Brenner started working for Taylor Automotive in 2005 as a cashier.
“I made it known, ‘I’m not settling for $6 an hour. I want to be up with the big dogs. I want to learn new things, and I don’t ever want to struggle, ever,'” she said. “They’ve given me numerous opportunities to acquire new skills and get more training to bring me where I am today.”
An irrepressible force within impels Brenner further forward and upward. Just getting Flag City Cart Co. started has meant overcoming delays, obstacles and risks.
The business’ startup date was delayed a couple of months for, among other things, back-and-forth with city officials over licensing of drivers, insurance, drug tests and background checks, Phillips said.
“It’s such a new concept that cities don’t know how to regulate it,” Phillips said.
Feedback and questions from the city “kind of came in, like, one piece at a time.
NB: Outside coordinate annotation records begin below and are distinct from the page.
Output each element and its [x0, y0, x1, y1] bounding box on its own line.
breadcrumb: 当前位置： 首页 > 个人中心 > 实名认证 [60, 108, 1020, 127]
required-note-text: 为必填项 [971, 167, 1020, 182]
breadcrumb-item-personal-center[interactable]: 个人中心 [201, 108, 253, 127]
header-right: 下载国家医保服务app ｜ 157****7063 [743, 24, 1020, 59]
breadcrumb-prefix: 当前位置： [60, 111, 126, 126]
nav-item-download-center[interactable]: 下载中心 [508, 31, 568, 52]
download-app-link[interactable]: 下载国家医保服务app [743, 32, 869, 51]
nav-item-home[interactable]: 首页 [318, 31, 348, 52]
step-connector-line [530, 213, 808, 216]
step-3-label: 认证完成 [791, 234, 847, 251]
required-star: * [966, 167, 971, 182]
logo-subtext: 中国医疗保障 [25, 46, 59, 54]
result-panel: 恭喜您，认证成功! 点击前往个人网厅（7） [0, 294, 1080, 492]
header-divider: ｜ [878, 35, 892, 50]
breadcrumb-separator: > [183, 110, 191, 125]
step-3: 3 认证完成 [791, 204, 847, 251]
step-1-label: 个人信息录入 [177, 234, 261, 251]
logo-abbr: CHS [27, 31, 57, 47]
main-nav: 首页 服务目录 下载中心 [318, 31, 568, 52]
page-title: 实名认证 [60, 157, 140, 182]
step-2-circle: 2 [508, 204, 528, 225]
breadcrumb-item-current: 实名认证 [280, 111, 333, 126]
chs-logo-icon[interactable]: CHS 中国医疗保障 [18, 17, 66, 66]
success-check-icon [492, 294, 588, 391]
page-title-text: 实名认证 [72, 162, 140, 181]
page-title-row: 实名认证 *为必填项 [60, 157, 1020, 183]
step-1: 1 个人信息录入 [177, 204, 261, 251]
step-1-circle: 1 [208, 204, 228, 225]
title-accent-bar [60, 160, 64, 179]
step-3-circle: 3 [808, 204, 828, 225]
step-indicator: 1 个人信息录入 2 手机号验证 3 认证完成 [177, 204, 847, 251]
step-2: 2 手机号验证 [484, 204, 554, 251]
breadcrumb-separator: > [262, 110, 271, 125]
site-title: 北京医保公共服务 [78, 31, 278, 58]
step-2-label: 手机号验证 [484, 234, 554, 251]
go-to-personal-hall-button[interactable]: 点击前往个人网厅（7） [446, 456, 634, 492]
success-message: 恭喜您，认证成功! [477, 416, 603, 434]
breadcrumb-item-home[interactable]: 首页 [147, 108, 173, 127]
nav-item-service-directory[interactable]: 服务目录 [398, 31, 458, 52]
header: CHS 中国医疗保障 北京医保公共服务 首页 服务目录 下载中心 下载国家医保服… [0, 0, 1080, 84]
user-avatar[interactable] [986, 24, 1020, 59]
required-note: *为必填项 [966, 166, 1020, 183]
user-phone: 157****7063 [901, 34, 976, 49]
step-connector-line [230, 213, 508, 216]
One day it’s your drivers need to do this, you need to have this insurance, the city needs to be indemnified,” he said. “Then maybe a month later we get another email. ‘Oh yeah, your (digital) ads have to run for 15 minutes apiece.'”
He said city officials were concerned that if the ads changed too frequently it could cause a strobing effect, distracting other motorists.
Phillips and Brenner wanted the ads to alternate more frequently.
“That was kind of a setback. So that took about a week to get fixed.”
The city eventually agreed to let the digital ads change each minute.
Getting the golf carts properly equipped took time and money. Seat belts, turn signals, a horn and rearview mirror were added. To be deemed roadworthy the carts had to pass inspection by the Hancock County Sheriff’s Office, Phillips said.
Brenner and Phillips had to have brackets specially made to fasten the advertising boards to the carts. The digital ads are powered by a generator hidden aboard the cart.
The entrepreneurs also had to figure out how to route the exhaust for the generator.
But there was still more generator problem-solving.
“Another big issue was filling up the generator. We didn’t want to have to take it out and fill it up every time,” Phillips said. “So we ran a line from the main (fuel) tank to the generator, so it just runs off one tank.”
“We’ve had many moments where it’s like … ‘Let’s just throw in the towel, it’s not going to work,'” Brenner said.
“We expected hurdles. We just didn’t know. We’ve never owned a business before and then you run into something and you get frustrated because you thought it was going to be something else,” she said.
But sometimes the something else can be a pleasant surprise.
Before a football game, Phillips and Brenner picked up a family on Hurd Avenue with elderly members. To make room for everyone, Brenner got out of the cart. Phillips drove the family around the block and pulled up behind the grandstands.
“Can you stop here for us?” a woman passenger asked. He pulled over, just a few steps from the grandstands. From there, the woman took charge as she stepped off the cart.
“OK, Dad, you’re going to hop off here,” she said. More directions to other family members for their drop-off point near the north gate. “Lori, you sit here with Alice, get her where she needs to go.”
Then the woman astonished Phillips. She slipped him a $20 bill.
“Oh, thank you. It’s way too much,” Phillips said. “Thank you.”